I took the two photographs above while walking on the “Bloomingdale Trail” in Chicago. This unused 2.7 miles of elevated railroad tracks and footpaths is slated to become a park and trail system connecting four neighborhoods by fall of 2014 (similar to the High Line in NYC).
I recently took my son and two close friends of his to walk the “Bloomingdale”. It was so cool to be walking 16 feet above street level and getting a very unique perspective of Chicago. We walked over and next to parks, streets, schools, old factory buildings, and residential areas for about 30 minutes. On a second trip there, last week, I walked the entire stretch of 2.8 miles from beginning to end and back again. It was on this excursion that found the two abandoned trains. They had been left there and over the years had become part of the urban landscape. I had wanted to walk the entire Bloomingdale Trail prior to it’s face-lift and reconstructive surgery.

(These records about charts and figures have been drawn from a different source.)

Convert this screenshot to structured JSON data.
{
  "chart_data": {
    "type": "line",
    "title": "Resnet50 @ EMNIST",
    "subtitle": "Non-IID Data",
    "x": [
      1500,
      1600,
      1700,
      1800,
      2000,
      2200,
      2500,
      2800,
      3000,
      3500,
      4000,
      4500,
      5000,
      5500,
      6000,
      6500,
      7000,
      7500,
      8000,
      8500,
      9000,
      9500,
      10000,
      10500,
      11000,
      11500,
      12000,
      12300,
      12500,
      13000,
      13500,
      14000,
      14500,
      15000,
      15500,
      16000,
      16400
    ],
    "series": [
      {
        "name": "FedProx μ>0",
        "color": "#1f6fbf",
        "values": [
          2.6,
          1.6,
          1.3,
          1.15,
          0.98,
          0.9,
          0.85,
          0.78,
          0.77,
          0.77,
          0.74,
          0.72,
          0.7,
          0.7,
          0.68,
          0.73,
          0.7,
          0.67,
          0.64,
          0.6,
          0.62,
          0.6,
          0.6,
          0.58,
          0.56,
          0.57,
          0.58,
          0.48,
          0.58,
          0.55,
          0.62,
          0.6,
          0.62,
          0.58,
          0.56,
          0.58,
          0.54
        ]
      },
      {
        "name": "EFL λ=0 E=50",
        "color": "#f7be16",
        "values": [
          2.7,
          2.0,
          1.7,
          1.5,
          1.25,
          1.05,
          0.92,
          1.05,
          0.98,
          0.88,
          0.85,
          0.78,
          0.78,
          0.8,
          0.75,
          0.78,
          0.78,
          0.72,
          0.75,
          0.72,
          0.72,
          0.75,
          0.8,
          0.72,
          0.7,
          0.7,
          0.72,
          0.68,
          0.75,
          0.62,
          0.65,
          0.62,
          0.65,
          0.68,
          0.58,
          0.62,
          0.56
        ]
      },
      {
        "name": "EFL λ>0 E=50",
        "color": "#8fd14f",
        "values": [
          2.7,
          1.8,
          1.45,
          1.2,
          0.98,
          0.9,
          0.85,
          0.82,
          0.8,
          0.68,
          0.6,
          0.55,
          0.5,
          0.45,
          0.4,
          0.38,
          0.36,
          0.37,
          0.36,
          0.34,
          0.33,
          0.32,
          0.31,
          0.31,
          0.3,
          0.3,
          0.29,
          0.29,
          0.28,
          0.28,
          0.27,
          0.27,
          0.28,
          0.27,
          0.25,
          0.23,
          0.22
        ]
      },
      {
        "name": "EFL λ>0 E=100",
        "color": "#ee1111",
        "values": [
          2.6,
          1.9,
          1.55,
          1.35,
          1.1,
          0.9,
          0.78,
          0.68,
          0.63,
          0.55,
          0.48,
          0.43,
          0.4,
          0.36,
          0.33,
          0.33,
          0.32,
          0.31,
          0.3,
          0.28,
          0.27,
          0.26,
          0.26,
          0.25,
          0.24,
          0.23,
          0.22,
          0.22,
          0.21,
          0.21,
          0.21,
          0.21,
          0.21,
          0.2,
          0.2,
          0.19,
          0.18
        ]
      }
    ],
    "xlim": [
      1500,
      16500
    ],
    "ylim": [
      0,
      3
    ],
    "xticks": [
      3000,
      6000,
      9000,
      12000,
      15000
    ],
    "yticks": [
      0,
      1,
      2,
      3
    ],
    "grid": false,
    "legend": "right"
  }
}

These abandoned tracks and the footpaths made by joggers and bicyclists will loose some of their character when the city of Chicago transforms them into park area and trails. As I looked at and examined the these two sets of train cars I reflected on how they, at one time, served a purpose holding cargo of one type or another, but without an engine pulling them they were rendered non-functional. I thought about myself and how I can have big grand ideas and projects in my mind, but if they are not “attached” to an action plan or any measurable movement, then they are just plans, sitting abandoned on a railroad track.

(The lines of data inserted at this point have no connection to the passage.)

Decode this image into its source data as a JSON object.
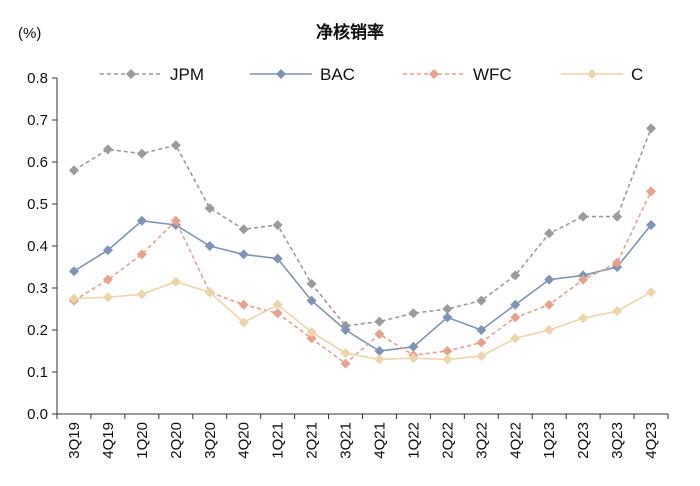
{
  "chart_data": {
    "type": "line",
    "title": "净核销率",
    "ylabel": "(%)",
    "xlabel": "",
    "ylim": [
      0,
      0.8
    ],
    "yticks": [
      "0.0",
      "0.1",
      "0.2",
      "0.3",
      "0.4",
      "0.5",
      "0.6",
      "0.7",
      "0.8"
    ],
    "categories": [
      "3Q19",
      "4Q19",
      "1Q20",
      "2Q20",
      "3Q20",
      "4Q20",
      "1Q21",
      "2Q21",
      "3Q21",
      "4Q21",
      "1Q22",
      "2Q22",
      "3Q22",
      "4Q22",
      "1Q23",
      "2Q23",
      "3Q23",
      "4Q23"
    ],
    "legend_position": "top",
    "series": [
      {
        "name": "JPM",
        "color": "#9b9b9b",
        "dashed": true,
        "values": [
          0.58,
          0.63,
          0.62,
          0.64,
          0.49,
          0.44,
          0.45,
          0.31,
          0.21,
          0.22,
          0.24,
          0.25,
          0.27,
          0.33,
          0.43,
          0.47,
          0.47,
          0.68
        ]
      },
      {
        "name": "BAC",
        "color": "#7f93b5",
        "dashed": false,
        "values": [
          0.34,
          0.39,
          0.46,
          0.45,
          0.4,
          0.38,
          0.37,
          0.27,
          0.2,
          0.15,
          0.16,
          0.23,
          0.2,
          0.26,
          0.32,
          0.33,
          0.35,
          0.45
        ]
      },
      {
        "name": "WFC",
        "color": "#e6a28c",
        "dashed": true,
        "values": [
          0.27,
          0.32,
          0.38,
          0.46,
          0.29,
          0.26,
          0.24,
          0.18,
          0.12,
          0.19,
          0.14,
          0.15,
          0.17,
          0.23,
          0.26,
          0.32,
          0.36,
          0.53
        ]
      },
      {
        "name": "C",
        "color": "#eed4aa",
        "dashed": false,
        "values": [
          0.275,
          0.278,
          0.285,
          0.315,
          0.29,
          0.218,
          0.26,
          0.195,
          0.145,
          0.13,
          0.133,
          0.13,
          0.138,
          0.18,
          0.2,
          0.228,
          0.245,
          0.29
        ]
      }
    ]
  }
}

Hislamdus, teaching oneself/learning from things, is key for those who try to invest time in working on themselves. This is what I was doing with the train cars. As I walked back to my entry point (which involved climbing through a cut out passageway in a fence) I was reminded of a something taught by Rav Yisrael Salanter. When he first observed the railroad system he was able to extract three important lessons: If you come late, you will miss the train; if the train jumps the rail, then all of the cars might overturn; a person without a ticket cannot board the train.